Now let’s apply that to microservices and functions. If I want a sanitized, validated email I always go to… From our example above we have 2 places to go to that turns out 2 different data formats. What we really want is “every time I want a sanitized email I go to SANITIZE_CLASS->email(), every time I want to validate an email I go to VALIDATE_CLASS->email()”. Do this means you only have 1 piece of code sanitizing/valildating emails and no matter where the email came from and how it was entered it’ll always come out of these functions looking the exact same.

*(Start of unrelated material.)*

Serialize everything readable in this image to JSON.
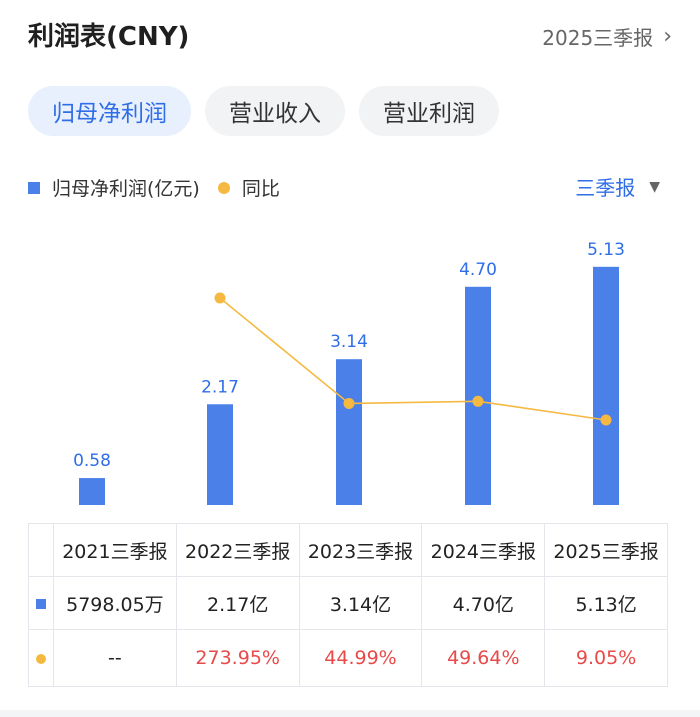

In the case of the app I’m rebuilding at the moment, it doesn’t set emails to lowercase, so a user could have an account under “User@domain,com” and an account under “user@domain,com”. The account/user data loaded depends on which email the user entered in the login process. I haven’t wasted the time looking but I bet there’s more code handling emails and it’s even possible that data changed under the “User” account would impact the other “user” account.
Bottom line, anything touching or storing data should only ever be written once and should always be precisely consistent.
A classic, real-world example of this is URLs. Take the URLs google.com and GOOGLE.COM, they both resolve to the same place. BUT, these URLs do not resolve to the same place: https://www.google.com/search?q=lakebed.io versus https://www.google.com/search?Q=lakebed.io. Do you see the difference? “q” versus “Q” is enough to break Google.
I know I personally always use the PHP function array_change_key_case(), which sets all keys in an array (_GET and _POST for example) to lower case.